El buque semisumergible más grande del mundo, el Boka Vanguard, con 275 metros de eslora y una capacidad de transporte de 110.000 toneladas, ha concluido exitosamente su tránsito por el Estrecho de Magallanes, bajo la vigilancia constante de la Autoridad Marítima de la Armada de Chile.
Durante su paso por el Estrecho de Magallanes, la Armada de Chile activó su sistema de control marítimo, que incluye los faros Punta Dungeness y Espíritu Santo en la boca oriental. Un práctico especializado se embarcó en Bahía Posesión para guiar al buque a través de las aguas magallánicas.

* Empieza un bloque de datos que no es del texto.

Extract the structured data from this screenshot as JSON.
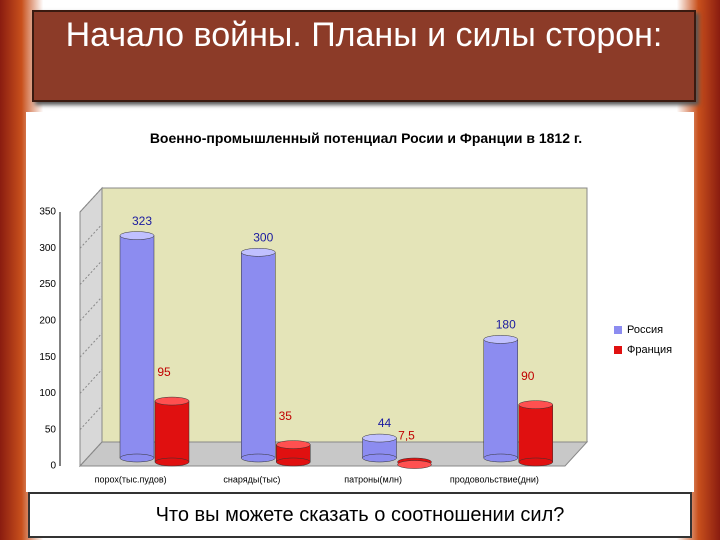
{
  "slide_title": "Начало войны. Планы и силы сторон:",
  "question": "Что вы можете сказать о соотношении сил?",
  "chart_data": {
    "type": "bar",
    "title": "Военно-промышленный потенциал Росии и Франции в 1812 г.",
    "categories": [
      "порох(тыс.пудов)",
      "снаряды(тыс)",
      "патроны(млн)",
      "продовольствие(дни)"
    ],
    "series": [
      {
        "name": "Россия",
        "color": "#8c8cf0",
        "values": [
          323,
          300,
          44,
          180
        ]
      },
      {
        "name": "Франция",
        "color": "#e01010",
        "values": [
          95,
          35,
          7.5,
          90
        ],
        "value_labels": [
          "95",
          "35",
          "7,5",
          "90"
        ]
      }
    ],
    "ylim": [
      0,
      350
    ],
    "yticks": [
      0,
      50,
      100,
      150,
      200,
      250,
      300,
      350
    ],
    "legend": "right"
  }
}
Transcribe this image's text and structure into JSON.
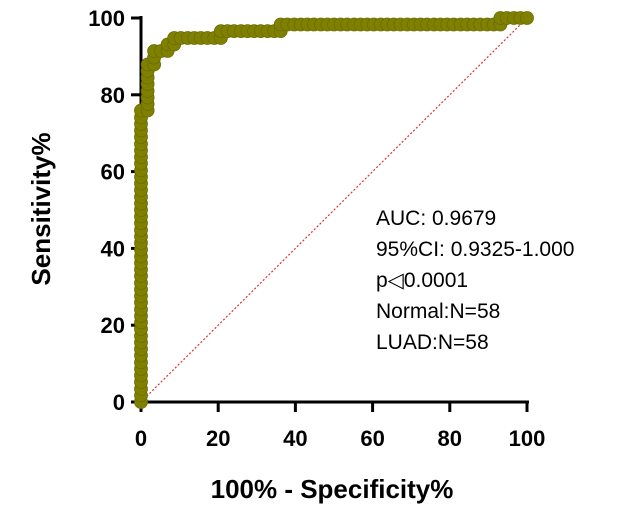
{
  "chart_data": {
    "type": "line",
    "title": "",
    "xlabel": "100% - Specificity%",
    "ylabel": "Sensitivity%",
    "xlim": [
      0,
      100
    ],
    "ylim": [
      0,
      100
    ],
    "xticks": [
      "0",
      "20",
      "40",
      "60",
      "80",
      "100"
    ],
    "yticks": [
      "0",
      "20",
      "40",
      "60",
      "80",
      "100"
    ],
    "grid": false,
    "series": [
      {
        "color": "#808000",
        "points": [
          [
            0,
            0
          ],
          [
            0,
            1.7
          ],
          [
            0,
            3.4
          ],
          [
            0,
            5.2
          ],
          [
            0,
            6.9
          ],
          [
            0,
            8.6
          ],
          [
            0,
            10.3
          ],
          [
            0,
            12.1
          ],
          [
            0,
            13.8
          ],
          [
            0,
            15.5
          ],
          [
            0,
            17.2
          ],
          [
            0,
            19.0
          ],
          [
            0,
            20.7
          ],
          [
            0,
            22.4
          ],
          [
            0,
            24.1
          ],
          [
            0,
            25.9
          ],
          [
            0,
            27.6
          ],
          [
            0,
            29.3
          ],
          [
            0,
            31.0
          ],
          [
            0,
            32.8
          ],
          [
            0,
            34.5
          ],
          [
            0,
            36.2
          ],
          [
            0,
            37.9
          ],
          [
            0,
            39.7
          ],
          [
            0,
            41.4
          ],
          [
            0,
            43.1
          ],
          [
            0,
            44.8
          ],
          [
            0,
            46.6
          ],
          [
            0,
            48.3
          ],
          [
            0,
            50.0
          ],
          [
            0,
            51.7
          ],
          [
            0,
            53.4
          ],
          [
            0,
            55.2
          ],
          [
            0,
            56.9
          ],
          [
            0,
            58.6
          ],
          [
            0,
            60.3
          ],
          [
            0,
            62.1
          ],
          [
            0,
            63.8
          ],
          [
            0,
            65.5
          ],
          [
            0,
            67.2
          ],
          [
            0,
            69.0
          ],
          [
            0,
            70.7
          ],
          [
            0,
            72.4
          ],
          [
            0,
            74.1
          ],
          [
            0,
            75.9
          ],
          [
            1.7,
            75.9
          ],
          [
            1.7,
            77.6
          ],
          [
            1.7,
            79.3
          ],
          [
            1.7,
            81.0
          ],
          [
            1.7,
            82.8
          ],
          [
            1.7,
            84.5
          ],
          [
            1.7,
            86.2
          ],
          [
            1.7,
            87.9
          ],
          [
            3.4,
            87.9
          ],
          [
            3.4,
            89.7
          ],
          [
            3.4,
            91.4
          ],
          [
            5.2,
            91.4
          ],
          [
            6.9,
            91.4
          ],
          [
            6.9,
            93.1
          ],
          [
            8.6,
            93.1
          ],
          [
            8.6,
            94.8
          ],
          [
            10.3,
            94.8
          ],
          [
            12.1,
            94.8
          ],
          [
            13.8,
            94.8
          ],
          [
            15.5,
            94.8
          ],
          [
            17.2,
            94.8
          ],
          [
            19.0,
            94.8
          ],
          [
            20.7,
            94.8
          ],
          [
            20.7,
            96.6
          ],
          [
            22.4,
            96.6
          ],
          [
            24.1,
            96.6
          ],
          [
            25.9,
            96.6
          ],
          [
            27.6,
            96.6
          ],
          [
            29.3,
            96.6
          ],
          [
            31.0,
            96.6
          ],
          [
            32.8,
            96.6
          ],
          [
            34.5,
            96.6
          ],
          [
            36.2,
            96.6
          ],
          [
            36.2,
            98.3
          ],
          [
            37.9,
            98.3
          ],
          [
            39.7,
            98.3
          ],
          [
            41.4,
            98.3
          ],
          [
            43.1,
            98.3
          ],
          [
            44.8,
            98.3
          ],
          [
            46.6,
            98.3
          ],
          [
            48.3,
            98.3
          ],
          [
            50.0,
            98.3
          ],
          [
            51.7,
            98.3
          ],
          [
            53.4,
            98.3
          ],
          [
            55.2,
            98.3
          ],
          [
            56.9,
            98.3
          ],
          [
            58.6,
            98.3
          ],
          [
            60.3,
            98.3
          ],
          [
            62.1,
            98.3
          ],
          [
            63.8,
            98.3
          ],
          [
            65.5,
            98.3
          ],
          [
            67.2,
            98.3
          ],
          [
            69.0,
            98.3
          ],
          [
            70.7,
            98.3
          ],
          [
            72.4,
            98.3
          ],
          [
            74.1,
            98.3
          ],
          [
            75.9,
            98.3
          ],
          [
            77.6,
            98.3
          ],
          [
            79.3,
            98.3
          ],
          [
            81.0,
            98.3
          ],
          [
            82.8,
            98.3
          ],
          [
            84.5,
            98.3
          ],
          [
            86.2,
            98.3
          ],
          [
            87.9,
            98.3
          ],
          [
            89.7,
            98.3
          ],
          [
            91.4,
            98.3
          ],
          [
            93.1,
            98.3
          ],
          [
            93.1,
            100
          ],
          [
            94.8,
            100
          ],
          [
            96.6,
            100
          ],
          [
            98.3,
            100
          ],
          [
            100,
            100
          ]
        ]
      },
      {
        "style": "dotted",
        "color": "#e03030",
        "points": [
          [
            0,
            0
          ],
          [
            100,
            100
          ]
        ]
      }
    ],
    "annotations": [
      "AUC: 0.9679",
      "95%CI: 0.9325-1.000",
      "p◁0.0001",
      "Normal:N=58",
      "LUAD:N=58"
    ]
  }
}
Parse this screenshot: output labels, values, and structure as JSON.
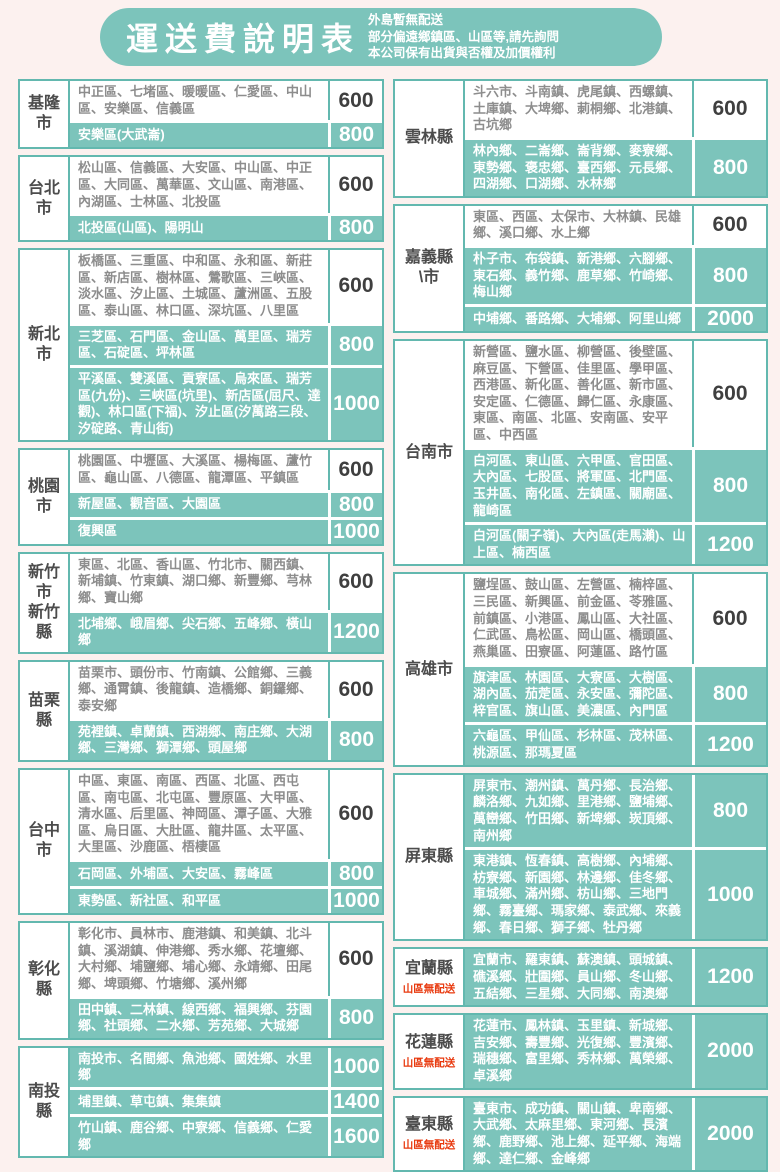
{
  "header": {
    "title": "運送費說明表",
    "notes": [
      "外島暫無配送",
      "部分偏遠鄉鎮區、山區等,請先詢問",
      "本公司保有出貨與否權及加價權利"
    ]
  },
  "colors": {
    "teal": "#7cc4bb",
    "teal_border": "#63b8af",
    "page_background": "#fcf1ef",
    "red_note": "#e8380d",
    "region_gray": "#8d8d8d",
    "fee_dark": "#3f3f3f"
  },
  "tables": {
    "left": [
      {
        "county": "基隆市",
        "rows": [
          {
            "regions": "中正區、七堵區、暖暖區、仁愛區、中山區、安樂區、信義區",
            "fee": "600",
            "highlight": false
          },
          {
            "regions": "安樂區(大武崙)",
            "fee": "800",
            "highlight": true
          }
        ]
      },
      {
        "county": "台北市",
        "rows": [
          {
            "regions": "松山區、信義區、大安區、中山區、中正區、大同區、萬華區、文山區、南港區、內湖區、士林區、北投區",
            "fee": "600",
            "highlight": false
          },
          {
            "regions": "北投區(山區)、陽明山",
            "fee": "800",
            "highlight": true
          }
        ]
      },
      {
        "county": "新北市",
        "rows": [
          {
            "regions": "板橋區、三重區、中和區、永和區、新莊區、新店區、樹林區、鶯歌區、三峽區、淡水區、汐止區、土城區、蘆洲區、五股區、泰山區、林口區、深坑區、八里區",
            "fee": "600",
            "highlight": false
          },
          {
            "regions": "三芝區、石門區、金山區、萬里區、瑞芳區、石碇區、坪林區",
            "fee": "800",
            "highlight": true
          },
          {
            "regions": "平溪區、雙溪區、貢寮區、烏來區、瑞芳區(九份)、三峽區(坑里)、新店區(屈尺、達觀)、林口區(下福)、汐止區(汐萬路三段、汐碇路、青山街)",
            "fee": "1000",
            "highlight": true
          }
        ]
      },
      {
        "county": "桃園市",
        "rows": [
          {
            "regions": "桃園區、中壢區、大溪區、楊梅區、蘆竹區、龜山區、八德區、龍潭區、平鎮區",
            "fee": "600",
            "highlight": false
          },
          {
            "regions": "新屋區、觀音區、大園區",
            "fee": "800",
            "highlight": true
          },
          {
            "regions": "復興區",
            "fee": "1000",
            "highlight": true
          }
        ]
      },
      {
        "county": "新竹市\n新竹縣",
        "rows": [
          {
            "regions": "東區、北區、香山區、竹北市、關西鎮、新埔鎮、竹東鎮、湖口鄉、新豐鄉、芎林鄉、寶山鄉",
            "fee": "600",
            "highlight": false
          },
          {
            "regions": "北埔鄉、峨眉鄉、尖石鄉、五峰鄉、橫山鄉",
            "fee": "1200",
            "highlight": true
          }
        ]
      },
      {
        "county": "苗栗縣",
        "rows": [
          {
            "regions": "苗栗市、頭份市、竹南鎮、公館鄉、三義鄉、通霄鎮、後龍鎮、造橋鄉、銅鑼鄉、泰安鄉",
            "fee": "600",
            "highlight": false
          },
          {
            "regions": "苑裡鎮、卓蘭鎮、西湖鄉、南庄鄉、大湖鄉、三灣鄉、獅潭鄉、頭屋鄉",
            "fee": "800",
            "highlight": true
          }
        ]
      },
      {
        "county": "台中市",
        "rows": [
          {
            "regions": "中區、東區、南區、西區、北區、西屯區、南屯區、北屯區、豐原區、大甲區、清水區、后里區、神岡區、潭子區、大雅區、烏日區、大肚區、龍井區、太平區、大里區、沙鹿區、梧棲區",
            "fee": "600",
            "highlight": false
          },
          {
            "regions": "石岡區、外埔區、大安區、霧峰區",
            "fee": "800",
            "highlight": true
          },
          {
            "regions": "東勢區、新社區、和平區",
            "fee": "1000",
            "highlight": true
          }
        ]
      },
      {
        "county": "彰化縣",
        "rows": [
          {
            "regions": "彰化市、員林市、鹿港鎮、和美鎮、北斗鎮、溪湖鎮、伸港鄉、秀水鄉、花壇鄉、大村鄉、埔鹽鄉、埔心鄉、永靖鄉、田尾鄉、埤頭鄉、竹塘鄉、溪州鄉",
            "fee": "600",
            "highlight": false
          },
          {
            "regions": "田中鎮、二林鎮、線西鄉、福興鄉、芬園鄉、社頭鄉、二水鄉、芳苑鄉、大城鄉",
            "fee": "800",
            "highlight": true
          }
        ]
      },
      {
        "county": "南投縣",
        "rows": [
          {
            "regions": "南投市、名間鄉、魚池鄉、國姓鄉、水里鄉",
            "fee": "1000",
            "highlight": true
          },
          {
            "regions": "埔里鎮、草屯鎮、集集鎮",
            "fee": "1400",
            "highlight": true
          },
          {
            "regions": "竹山鎮、鹿谷鄉、中寮鄉、信義鄉、仁愛鄉",
            "fee": "1600",
            "highlight": true
          }
        ]
      }
    ],
    "right": [
      {
        "county": "雲林縣",
        "rows": [
          {
            "regions": "斗六市、斗南鎮、虎尾鎮、西螺鎮、土庫鎮、大埤鄉、莿桐鄉、北港鎮、古坑鄉",
            "fee": "600",
            "highlight": false
          },
          {
            "regions": "林內鄉、二崙鄉、崙背鄉、麥寮鄉、東勢鄉、褒忠鄉、臺西鄉、元長鄉、四湖鄉、口湖鄉、水林鄉",
            "fee": "800",
            "highlight": true
          }
        ]
      },
      {
        "county": "嘉義縣\\市",
        "rows": [
          {
            "regions": "東區、西區、太保市、大林鎮、民雄鄉、溪口鄉、水上鄉",
            "fee": "600",
            "highlight": false
          },
          {
            "regions": "朴子市、布袋鎮、新港鄉、六腳鄉、東石鄉、義竹鄉、鹿草鄉、竹崎鄉、梅山鄉",
            "fee": "800",
            "highlight": true
          },
          {
            "regions": "中埔鄉、番路鄉、大埔鄉、阿里山鄉",
            "fee": "2000",
            "highlight": true
          }
        ]
      },
      {
        "county": "台南市",
        "rows": [
          {
            "regions": "新營區、鹽水區、柳營區、後壁區、麻豆區、下營區、佳里區、學甲區、西港區、新化區、善化區、新市區、安定區、仁德區、歸仁區、永康區、東區、南區、北區、安南區、安平區、中西區",
            "fee": "600",
            "highlight": false
          },
          {
            "regions": "白河區、東山區、六甲區、官田區、大內區、七股區、將軍區、北門區、玉井區、南化區、左鎮區、關廟區、龍崎區",
            "fee": "800",
            "highlight": true
          },
          {
            "regions": "白河區(關子嶺)、大內區(走馬瀨)、山上區、楠西區",
            "fee": "1200",
            "highlight": true
          }
        ]
      },
      {
        "county": "高雄市",
        "rows": [
          {
            "regions": "鹽埕區、鼓山區、左營區、楠梓區、三民區、新興區、前金區、苓雅區、前鎮區、小港區、鳳山區、大社區、仁武區、鳥松區、岡山區、橋頭區、燕巢區、田寮區、阿蓮區、路竹區",
            "fee": "600",
            "highlight": false
          },
          {
            "regions": "旗津區、林園區、大寮區、大樹區、湖內區、茄萣區、永安區、彌陀區、梓官區、旗山區、美濃區、內門區",
            "fee": "800",
            "highlight": true
          },
          {
            "regions": "六龜區、甲仙區、杉林區、茂林區、桃源區、那瑪夏區",
            "fee": "1200",
            "highlight": true
          }
        ]
      },
      {
        "county": "屏東縣",
        "rows": [
          {
            "regions": "屏東市、潮州鎮、萬丹鄉、長治鄉、麟洛鄉、九如鄉、里港鄉、鹽埔鄉、萬巒鄉、竹田鄉、新埤鄉、崁頂鄉、南州鄉",
            "fee": "800",
            "highlight": true
          },
          {
            "regions": "東港鎮、恆春鎮、高樹鄉、內埔鄉、枋寮鄉、新園鄉、林邊鄉、佳冬鄉、車城鄉、滿州鄉、枋山鄉、三地門鄉、霧臺鄉、瑪家鄉、泰武鄉、來義鄉、春日鄉、獅子鄉、牡丹鄉",
            "fee": "1000",
            "highlight": true
          }
        ]
      },
      {
        "county": "宜蘭縣",
        "note": "山區無配送",
        "rows": [
          {
            "regions": "宜蘭市、羅東鎮、蘇澳鎮、頭城鎮、礁溪鄉、壯圍鄉、員山鄉、冬山鄉、五結鄉、三星鄉、大同鄉、南澳鄉",
            "fee": "1200",
            "highlight": true
          }
        ]
      },
      {
        "county": "花蓮縣",
        "note": "山區無配送",
        "rows": [
          {
            "regions": "花蓮市、鳳林鎮、玉里鎮、新城鄉、吉安鄉、壽豐鄉、光復鄉、豐濱鄉、瑞穗鄉、富里鄉、秀林鄉、萬榮鄉、卓溪鄉",
            "fee": "2000",
            "highlight": true
          }
        ]
      },
      {
        "county": "臺東縣",
        "note": "山區無配送",
        "rows": [
          {
            "regions": "臺東市、成功鎮、關山鎮、卑南鄉、大武鄉、太麻里鄉、東河鄉、長濱鄉、鹿野鄉、池上鄉、延平鄉、海端鄉、達仁鄉、金峰鄉",
            "fee": "2000",
            "highlight": true
          }
        ]
      }
    ]
  }
}
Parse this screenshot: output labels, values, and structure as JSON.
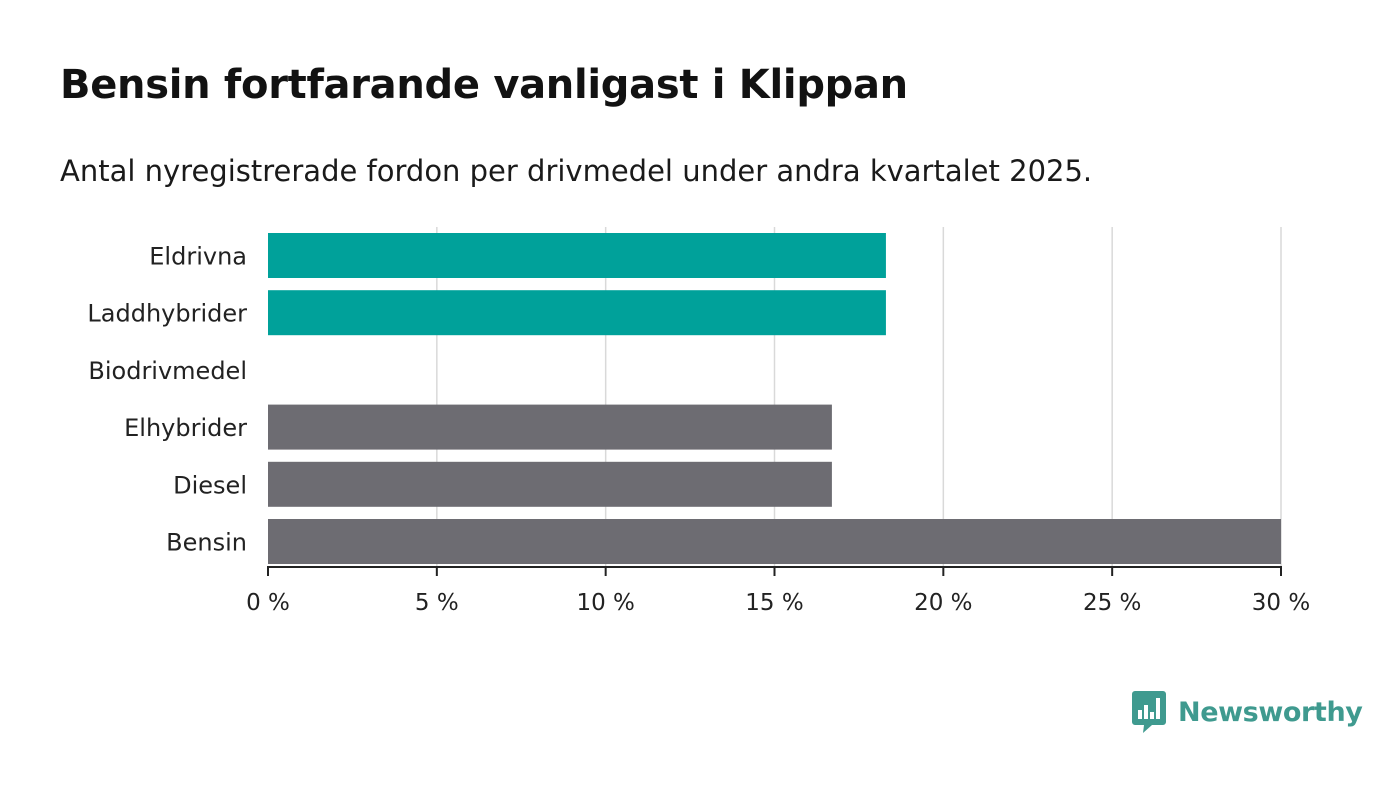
{
  "header": {
    "title": "Bensin fortfarande vanligast i Klippan",
    "subtitle": "Antal nyregistrerade fordon per drivmedel under andra kvartalet 2025."
  },
  "brand": {
    "name": "Newsworthy",
    "icon": "bar-chart-speech-bubble-icon",
    "color": "#3f9a8f"
  },
  "chart_data": {
    "type": "bar",
    "orientation": "horizontal",
    "categories": [
      "Eldrivna",
      "Laddhybrider",
      "Biodrivmedel",
      "Elhybrider",
      "Diesel",
      "Bensin"
    ],
    "values": [
      18.3,
      18.3,
      0,
      16.7,
      16.7,
      30.0
    ],
    "colors": [
      "#00a19a",
      "#00a19a",
      "#00a19a",
      "#6d6c72",
      "#6d6c72",
      "#6d6c72"
    ],
    "xlim": [
      0,
      30
    ],
    "xticks": [
      0,
      5,
      10,
      15,
      20,
      25,
      30
    ],
    "tick_suffix": " %",
    "grid": true,
    "legend": "none"
  }
}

Al llegar a Punta Arenas, fue recibido por la Autoridad Marítima, donde se verificó la documentación y se le asignó un punto de fondeo para esperar condiciones meteorológicas favorables que le permitan continuar su navegación hacia la boca occidental del Estrecho de Magallanes.
Visita de la Comisión Local de Inspección de Naves
En su llegada a la capital regional de Magallanes, la nave coordinó la labor de reaprovisionamiento de víveres y otras necesidades logísticas a través de una agencia marítima, siendo inspeccionada por la Comisión Local de Inspección de Naves (CLIN) de la Gobernación Marítima de Punta Arenas en el marco del Control del Estado Rector del Puerto.
Los inspectores fueron transportados por la lancha de patrullaje marítimo LPM 4407 Arcangel de la Capitanía de Puerto de Punta Arenas, y la verificación abarcó diversas fases de revisión tanto documental como de instrumentos y maquinarias, con la presencia del capitán del buque y los oficiales responsables de cada departamento.
El inspector José Ampuero indicó que el Control del Estado Rector del Puerto «consiste en verificar todos los equipamientos del puente de gobierno, maquinarias, elementos de propulsión y otros componentes importantes como los dispositivos de salvamento y los controles para evitar la contaminación marina, elementos que contribuyen a una operación más segura y protegida”.
El especialista señaló que «las particularidades de este buque, dedicado al transporte de carga pesada, garantizan que su diseño y estructura cumplen con normas que permiten operar de manera segura”, destacando que lo que más le llamó la atención fue «la forma del casco, el robusto reforzamiento estructural, así como el sistema de propulsión eléctrica y el posicionamiento dinámico”.
Protocolos e inspección
En el Control del Estado Rector del Puerto, se revisan varios certificados y documentos que dan cuenta de inspecciones previas y certificaciones, verificados por los inspectores en cuanto a su vigencia y las capacidades declaradas por la nave.
Los inspectores aseguran que todo esté vigente y en orden, revisando al azar distintas partes del buque, desde el puente de mando hasta las salas de máquinas. También se examinan generadores, alarmas, botes salvavidas y accesorios, garantizando que estén en perfecto estado y listos para usarse en caso de emergencia.
Toda la información queda registrada en un sistema informático internacional, accesible a otras autoridades marítimas en todo el mundo, permitiendo conocer el estado de la documentación, observaciones y recomendaciones. La labor de los inspectores es crucial, pues la falta de un certificado o un fallo puede impedir que el buque zarpe.
La jefa del Departamento de Inspecciones de la Gobernación Marítima de Punta Arenas, teniente 1° Litoral Leslie Díaz, enfatizó que “el objetivo de esta inspección fue confirmar que la nave cumpla con la normativa y todos los convenios internacionales”.
Luego de la inspección, el Boka Vanguard permanece a la espera de condiciones meteorológicas favorables para continuar su viaje hacia Estados Unidos. Durante su travesía, será monitoreado por el Departamento de Operaciones de la Gobernación Marítima de Punta Arenas hacia la boca occidental del Estrecho de Magallanes, con el apoyo de la Alcaldía de Mar de Paso Tortuoso y los faros Bahía Félix, Fairway e Islotes Evangelistas.